Multiple Brand Kits and Content Variants release - Version 1.1.63 (24 April 2025)

Brand Kit IDs vanished from the config because the dialog now queries the API and lists available kits in a dropdown. The same build let me request up to five variants for each prompt through a simple number selector. After upgrading I opened the dialog for the first time and saw an endless spinner, caused by a cached AiClient.js file. I reported the issue so the team could track it. Read the 1.1.63 blog

Site Item Translation release - Version 1.2.45 (5 June 2025)

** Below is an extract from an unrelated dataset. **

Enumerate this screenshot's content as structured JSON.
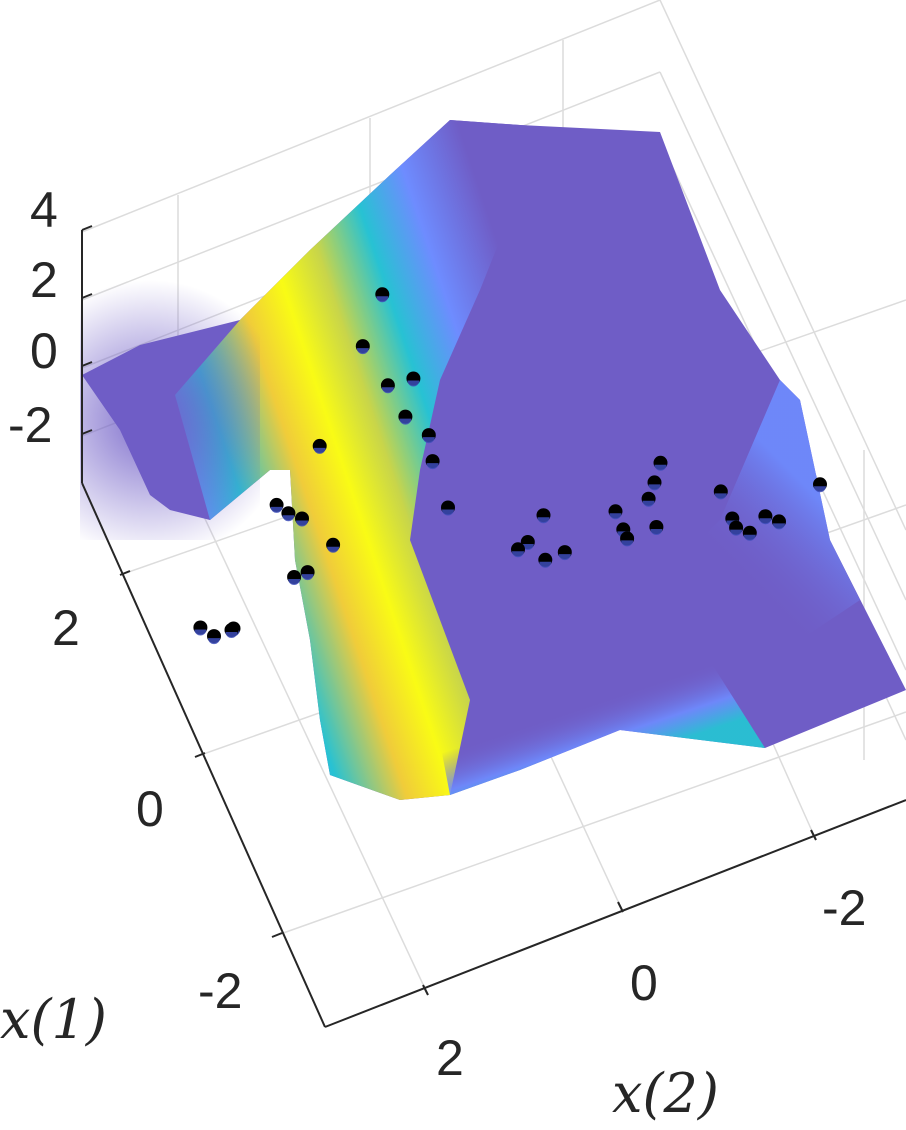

This release introduced Stream Translate, which can create or update all language versions of an item in one action. The translation dialog saves the item immediately, while the original content-generation dialog still waits for a manual save. I reported this inconsistency so it can be addressed. My earlier AiClient.js cache issue is now documented in the module’s issues.md file together with a hard-refresh workaround. Read the 1.2.45 blog

Closing note

Across four releases, Sitecore Stream has made steady progress. What started with manual setup using hard-coded IDs has become much more streamlined, with features like API-driven Brand Kit selection removing the need for extra configuration. Alongside that, functionality has expanded with multi-variant content generation and full item translation. The module now feels mature enough that we confidently demo the latest version to customers. I will keep upgrading as new builds arrive and plan to dive deeper into the functionality in a future post.